На что похожа жизнь Внешних Миров Клаус ещё толком не понял, так как до сих пор безвылазно сидел на станции. Всякие материалы, конечно, читал и смотрел, но разобраться в них пока толком не получилось. Ясно пока было одно: здесь, что ни планета, то норов, что ни база, то обычай. Слишком уж разносортное и разновременное по времени прибытия население.
- Причём, в ближайшее время появится очень много нового народу, - добавила Эльфрида, когда Клаус сообщил ей своё мнение. – Особенно из Нойе Ланда. Все, кто не уживётся с режимом Лоэнграммов, рано или поздно начнут искать, куда можно от него свалить… Ну, кроме тех, кто решит бороться прямо по месту проживания.
- А что ты собираешься делать?
- Я дала клятву, - холодно сказала Элеонора. – Меня с династией Лоэнграммов примирит только смерть. Моя. Или их поражение. Жизнь им в этом случае я согласна оставить.
Слышать это было бы смешно, если бы не было… жутко. Действительно жутко, подумал Клаус. Всё-таки людей не поймёшь: вроде бы большую часть времени нормальный человек, и дай боги, чтобы все были такими нормальными. А потом – щёлк, и девушка чуть за двадцать на полном серьёзе собирается воевать с державой, население которой около сорока миллиардов человек, а флот насчитывает сотни тысяч кораблей и десятки миллионов солдат. И великодушно соглашается оставить жизнь правителям, если они сдадутся на её милость.
- Собираешься искать мстителей вроде тебя? Ты уверена, что им это нужно? Даже тем, кто пока ещё горит гневом и даже справедливым?
- Я никого не тащу за собой силой, - Элеонора посмотрела в сторону. Когда повернулась обратно, её лицо уже снова стало спокойным.
- Некоторые тащаться за тобой сами, всё равно что на привязи, - заметил Бельман. – Ты не обращала внимание, как твой новообретённый родственник на тебя смотрит? Его теперь даже силой отсюда не выгонишь, он по доброй воле за тобой в любое пекло полезет.
- А что мне было делать? Он же не просто так отказался от амнистии. Мало ли что мог бы там натворить или попытаться натворить. А ничего не умея это просто способ свернуть себе шею.
- Умея – сплошь и рядом тоже, - Клаус вспомнил про покойного Грифа уже когда рот открыл, но сдержаться не смог. А вот глаза Элеоноры похолодели лишь на мгновение – она, всё-таки, умела быстро брать себя в руки. А может наиболее острая боль уже прошла. У всех людей это проходит по-разному и с разной скоростью. Но у большинства проходит, к счастью. Жаль, некоторые другие заскоки не проходят.
- Научиться в любом случае нелишне будет, особенно мужчине, - пожала плечами девушка. – Я его всё равно в ближайшее время ни в какие опасные места ни тащить, ни пускать не собираюсь. А там виднее будет. И мне, и ему.
- А тебе видно, что он, когда ты рядом оказываешься, просто в транс впадает?
- И что? – как ни странно, Элеонора заметно разозлилась именно на этом месте. – Пусть больше тренируется и… душ холодный принимает, - похоже она собиралась выразиться грубее, но в последний момент сдержалась. – Можешь при случае объяснить ему, что от любви не умирают. Уж к счастью там или к сожалению.

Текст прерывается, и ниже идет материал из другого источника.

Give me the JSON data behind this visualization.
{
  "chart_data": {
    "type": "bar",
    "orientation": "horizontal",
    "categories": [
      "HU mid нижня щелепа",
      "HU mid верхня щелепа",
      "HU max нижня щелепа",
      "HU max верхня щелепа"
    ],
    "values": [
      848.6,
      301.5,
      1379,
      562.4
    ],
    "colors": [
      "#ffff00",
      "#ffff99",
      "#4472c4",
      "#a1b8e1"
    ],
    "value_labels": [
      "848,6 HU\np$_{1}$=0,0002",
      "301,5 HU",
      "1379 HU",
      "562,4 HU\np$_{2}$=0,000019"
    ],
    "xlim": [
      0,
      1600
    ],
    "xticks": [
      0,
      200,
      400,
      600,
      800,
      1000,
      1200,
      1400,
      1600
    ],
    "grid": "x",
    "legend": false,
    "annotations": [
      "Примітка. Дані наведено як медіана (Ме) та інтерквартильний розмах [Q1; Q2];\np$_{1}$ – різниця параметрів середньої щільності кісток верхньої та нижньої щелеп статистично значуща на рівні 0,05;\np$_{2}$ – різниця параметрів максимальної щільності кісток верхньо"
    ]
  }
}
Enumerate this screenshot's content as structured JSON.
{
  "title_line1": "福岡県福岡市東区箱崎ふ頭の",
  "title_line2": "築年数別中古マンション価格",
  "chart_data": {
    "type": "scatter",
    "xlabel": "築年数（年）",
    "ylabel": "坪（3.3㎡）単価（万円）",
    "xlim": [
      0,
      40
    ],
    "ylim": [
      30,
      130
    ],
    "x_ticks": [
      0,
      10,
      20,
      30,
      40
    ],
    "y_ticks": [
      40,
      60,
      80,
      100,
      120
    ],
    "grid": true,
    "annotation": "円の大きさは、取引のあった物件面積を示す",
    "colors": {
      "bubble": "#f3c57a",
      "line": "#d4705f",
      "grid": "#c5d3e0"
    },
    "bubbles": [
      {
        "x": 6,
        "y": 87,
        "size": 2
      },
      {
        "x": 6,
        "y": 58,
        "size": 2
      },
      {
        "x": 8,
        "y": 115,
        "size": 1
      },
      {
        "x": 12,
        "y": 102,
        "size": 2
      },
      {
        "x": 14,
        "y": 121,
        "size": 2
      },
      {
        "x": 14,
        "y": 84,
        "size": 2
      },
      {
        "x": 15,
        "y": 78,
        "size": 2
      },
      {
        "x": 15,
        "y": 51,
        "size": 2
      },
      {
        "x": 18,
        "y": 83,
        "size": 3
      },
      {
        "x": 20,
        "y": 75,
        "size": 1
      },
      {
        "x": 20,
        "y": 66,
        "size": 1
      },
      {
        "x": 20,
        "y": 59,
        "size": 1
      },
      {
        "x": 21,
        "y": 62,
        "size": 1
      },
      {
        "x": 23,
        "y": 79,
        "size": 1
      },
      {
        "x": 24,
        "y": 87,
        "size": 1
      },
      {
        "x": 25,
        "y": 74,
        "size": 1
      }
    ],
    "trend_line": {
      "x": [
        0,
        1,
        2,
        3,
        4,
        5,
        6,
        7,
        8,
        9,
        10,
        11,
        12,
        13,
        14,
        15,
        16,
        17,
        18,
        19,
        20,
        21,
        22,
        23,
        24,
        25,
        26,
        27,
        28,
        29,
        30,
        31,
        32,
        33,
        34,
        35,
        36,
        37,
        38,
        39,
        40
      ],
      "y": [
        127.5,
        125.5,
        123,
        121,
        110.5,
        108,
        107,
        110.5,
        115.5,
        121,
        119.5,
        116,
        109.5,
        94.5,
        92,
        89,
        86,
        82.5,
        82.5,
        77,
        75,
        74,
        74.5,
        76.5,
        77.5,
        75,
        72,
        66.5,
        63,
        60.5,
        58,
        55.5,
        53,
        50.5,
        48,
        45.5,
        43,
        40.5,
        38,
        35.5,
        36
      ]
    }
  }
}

Я содрал наушники и откинулся на спинку стула. Напряжение последних минут, резко схлынув, оставляло в голове пустоту, в этой пустоте перекатывались только что отшумевшие голоса и звуки боя…
Три взрыва, слившиеся в один, огонь группы В из бластеров по окнам, крики внутри дома, топот ног, стрельба… «Один на лестнице – уничтожен! Один в коридоре – уничтожен!.. Боец ранен, коридор два!..». Снова выстрелы и топот ног, взрыв шумовой гранаты, крики. Внезапная тишина, в которой только ещё раздаются отдельные крики перепуганных людей. Голос Шаффа: «Зигфрид, ты сбоку от него, у тебя будет линия огня, я его отвлеку. Готов?» - «Секунду. Готов» - «Пошёл!» - Выстрел, крик женщины; судя по звуку, Шафф отшвыривает её с дороги, потом почти не сбившимся голосом сообщает: «Один уничтожен на лестничной площадке». Стрельба прекращена, но… «Ещё два налётчика не поражены», - включаюсь я в сеть. – «Удерживайте заложников в здании. Всех проверить!». Шаги, звуки резких движений, которые делают напуганные люди… «Показать руки! Поднять голову!»… «Шнайдер», - включается Минский. – «Застреленный заложник – на самом деле один из налётчиков» - «Понятно. Поправка – один налётчик не поражён» - «Не двигаться с места! Показать руки! Голову вверх!» - «Нет, он ещё почти ребёнок!» - Выстрел. Женский крик. Явно истерика. Шафф, судя по звуку, кладёт на стол оружие, отнятое у последнего бандита, и говорит. – «Все налётчики поражены. Дом взят».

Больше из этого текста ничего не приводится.